Итак, дискуссия расширилась, теперь уже схватки полемистов, вертелись вокруг того, к какой национальности принадлежит личность, которой никогда и не было на свете.

Поскольку Макферсон так и не предъявил оригинальных текстов на языке ga?l, стало ясно, что они, без сомнения, никогда и не существовали. Тогда не стоит и трудиться, доказывать, что издания Макферсона — все до единого — фальсификация.

Но давайте здесь на минутку остановимся. Секрет Макферсона еще не вполне раскрыт.

Интересный вопрос: если уж он сам создал песни Оссиана, то почему же ему было не открыть правды? Ведь в этом случае вся та слава, в которой купался кельтский королевич, досталась бы ему одному, и он одним махом вошел бы в число величайших поэтов мира!

Полная правда и по сей день сокрыта в оссиановском тумане. В общем можно только подозревать, что Макферсон и в самом деле открыл бытовавшие в устной традиции древние баллады и, пользуясь ими, создал собственное сочинение.

Секрет такого эффекта объясняется таящейся в народных традициях силой и очарованием древней поэзии. Свое произведение Макферсон так замаскировал туманами древней кельтской мистики, что реальные очертания поэтической контрабанды оказались размытыми. А слабые места относили за счет архаичной шероховатости древней поэтики.

Да и он сам не рассчитывал на такой широкий успех, но теперь отступать было нельзя. Оригинальные мотивы оказались настолько перемешаны с его собственными, что разделить их было уже невозможно.

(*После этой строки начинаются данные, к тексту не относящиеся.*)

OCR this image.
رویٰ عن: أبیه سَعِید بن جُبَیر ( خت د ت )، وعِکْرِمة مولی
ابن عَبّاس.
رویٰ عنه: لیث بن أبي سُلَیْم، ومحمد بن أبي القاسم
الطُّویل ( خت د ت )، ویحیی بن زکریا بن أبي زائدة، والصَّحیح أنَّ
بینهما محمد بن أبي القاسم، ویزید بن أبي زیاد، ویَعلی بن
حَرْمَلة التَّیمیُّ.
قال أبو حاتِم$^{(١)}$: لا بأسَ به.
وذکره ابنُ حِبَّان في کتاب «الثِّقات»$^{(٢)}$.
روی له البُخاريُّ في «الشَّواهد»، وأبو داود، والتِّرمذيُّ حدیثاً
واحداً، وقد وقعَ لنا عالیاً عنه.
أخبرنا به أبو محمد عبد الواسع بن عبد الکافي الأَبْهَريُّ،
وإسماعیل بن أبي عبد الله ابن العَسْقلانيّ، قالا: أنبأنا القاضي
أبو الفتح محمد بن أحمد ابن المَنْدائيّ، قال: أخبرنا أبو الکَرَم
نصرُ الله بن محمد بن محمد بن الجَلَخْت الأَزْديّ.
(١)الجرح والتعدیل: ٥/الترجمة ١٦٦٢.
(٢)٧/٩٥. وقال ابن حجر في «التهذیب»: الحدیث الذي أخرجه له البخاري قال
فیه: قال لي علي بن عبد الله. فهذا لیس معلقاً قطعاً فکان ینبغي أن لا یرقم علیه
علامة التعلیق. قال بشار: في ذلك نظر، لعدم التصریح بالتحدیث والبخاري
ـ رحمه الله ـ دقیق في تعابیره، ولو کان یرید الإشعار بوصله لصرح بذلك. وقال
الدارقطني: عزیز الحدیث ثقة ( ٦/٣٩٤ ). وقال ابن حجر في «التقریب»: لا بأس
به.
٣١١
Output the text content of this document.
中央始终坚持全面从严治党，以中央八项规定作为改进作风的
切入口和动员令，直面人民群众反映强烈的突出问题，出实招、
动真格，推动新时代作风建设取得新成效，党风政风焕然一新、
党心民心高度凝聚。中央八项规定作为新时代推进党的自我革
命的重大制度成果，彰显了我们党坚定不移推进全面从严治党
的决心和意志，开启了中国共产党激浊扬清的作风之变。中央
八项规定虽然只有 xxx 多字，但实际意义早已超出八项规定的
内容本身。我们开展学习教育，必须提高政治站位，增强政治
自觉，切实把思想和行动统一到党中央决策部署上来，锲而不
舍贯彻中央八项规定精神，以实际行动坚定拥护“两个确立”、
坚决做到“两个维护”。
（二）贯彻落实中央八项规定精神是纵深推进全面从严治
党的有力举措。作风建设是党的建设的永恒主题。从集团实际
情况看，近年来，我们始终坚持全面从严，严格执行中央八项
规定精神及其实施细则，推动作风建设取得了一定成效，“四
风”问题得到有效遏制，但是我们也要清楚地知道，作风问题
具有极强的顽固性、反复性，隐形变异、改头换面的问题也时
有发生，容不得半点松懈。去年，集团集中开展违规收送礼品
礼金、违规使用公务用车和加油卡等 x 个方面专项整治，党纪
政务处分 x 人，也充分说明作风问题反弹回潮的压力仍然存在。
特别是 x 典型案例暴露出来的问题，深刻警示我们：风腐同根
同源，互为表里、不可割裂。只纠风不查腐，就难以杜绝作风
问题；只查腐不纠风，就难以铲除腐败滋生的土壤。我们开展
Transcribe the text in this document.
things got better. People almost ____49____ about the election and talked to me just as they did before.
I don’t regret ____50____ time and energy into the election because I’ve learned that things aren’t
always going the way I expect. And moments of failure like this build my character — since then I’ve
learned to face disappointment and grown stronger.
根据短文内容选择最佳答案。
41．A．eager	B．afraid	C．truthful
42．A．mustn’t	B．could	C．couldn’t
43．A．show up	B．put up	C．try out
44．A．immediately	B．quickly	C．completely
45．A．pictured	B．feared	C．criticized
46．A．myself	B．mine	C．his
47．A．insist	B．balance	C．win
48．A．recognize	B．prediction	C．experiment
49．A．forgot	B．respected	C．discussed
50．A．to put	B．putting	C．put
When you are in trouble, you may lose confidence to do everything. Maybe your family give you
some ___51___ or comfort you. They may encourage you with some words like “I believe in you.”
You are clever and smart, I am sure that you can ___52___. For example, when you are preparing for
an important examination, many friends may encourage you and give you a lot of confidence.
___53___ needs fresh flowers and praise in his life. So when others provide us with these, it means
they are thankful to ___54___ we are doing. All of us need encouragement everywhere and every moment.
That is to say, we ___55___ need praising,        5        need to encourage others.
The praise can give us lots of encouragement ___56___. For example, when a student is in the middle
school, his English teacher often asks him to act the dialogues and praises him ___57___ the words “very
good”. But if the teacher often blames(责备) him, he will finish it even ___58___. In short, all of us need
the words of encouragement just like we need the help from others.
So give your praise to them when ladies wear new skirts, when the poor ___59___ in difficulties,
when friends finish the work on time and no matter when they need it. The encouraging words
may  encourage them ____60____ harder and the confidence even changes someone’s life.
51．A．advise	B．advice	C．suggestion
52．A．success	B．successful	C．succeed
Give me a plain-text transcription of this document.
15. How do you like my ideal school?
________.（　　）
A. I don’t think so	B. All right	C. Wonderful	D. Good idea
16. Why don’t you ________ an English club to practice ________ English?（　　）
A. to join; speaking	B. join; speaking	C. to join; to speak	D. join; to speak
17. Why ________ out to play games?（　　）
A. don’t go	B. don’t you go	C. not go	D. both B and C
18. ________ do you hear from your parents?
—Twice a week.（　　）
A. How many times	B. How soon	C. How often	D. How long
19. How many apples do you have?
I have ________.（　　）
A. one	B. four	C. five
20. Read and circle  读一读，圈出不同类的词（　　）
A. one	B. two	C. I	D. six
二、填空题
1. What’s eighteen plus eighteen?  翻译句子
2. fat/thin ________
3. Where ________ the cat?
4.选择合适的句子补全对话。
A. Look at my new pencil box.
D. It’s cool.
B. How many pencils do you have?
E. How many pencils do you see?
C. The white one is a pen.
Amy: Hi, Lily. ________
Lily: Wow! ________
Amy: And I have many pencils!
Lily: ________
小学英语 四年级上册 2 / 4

По-видимому в Англии литературную контрабанду приняли за оригинальную поэзию, потому что Макферсона вовсе не выслали назад в его деревеньку с островерхими деревянными башенками, более того, он был избран депутатом парламента, а когда он умер в 1796 году, был с почетом похоронен в Вестминстерском аббатстве, в Национальном пантеоне. (Посетители обнаружат его могилу в Poet’s Corner, возле могилы Диккенса.)

История Формозы

Героем лондонского сезона 1703 года был один молодой человек лет 20 от роду. Он был принят в аристократических домах Лондона, — ученые искали знакомства с ним, — главным его покровителем был сам лондонский епископ. Он был изрядно образован, сведущ в теологии, говорил и писал на нескольких языках, по-латыни тоже.

От европейских привычек его отличало одно: на званых обедах он ел сырое мясо.

Да он и не был европейцем, а происходил с острова Формоза, — как сам о том рассказывал. На Формозе (совр. о. Тайвань. — Ред.) он воспитывался у миссионеров-католиков, и христианская религия оказала на него такое влияние, что он получил отвращение к языческой вере своего государства и бежал из дому. Ему удалось добраться до Европы, здесь после многих приключений и испытаний он поступил в солдаты в английский полк, дислоцировавшийся в Нижней Германии (Нидерланды). Тамошний полковой священник взял его судьбу в свои руки, окрестил, дав имя Георг (Джордж), потом взял его с собой в Лондон и представил епископу.

Псалманазар[226] — такова будто бы была его фамилия — был с радостью принят. А как же, ведь вот он, будущий англиканский миссионер; он, местный уроженец, со временем выдернет ковровую дорожку из-под ног чуждых католических священников и завоюет Формозу для англиканской церкви. Епископ снабдил его деньгами и послал в Оксфорд, пусть далее образовывает себя в университете в желаемой области.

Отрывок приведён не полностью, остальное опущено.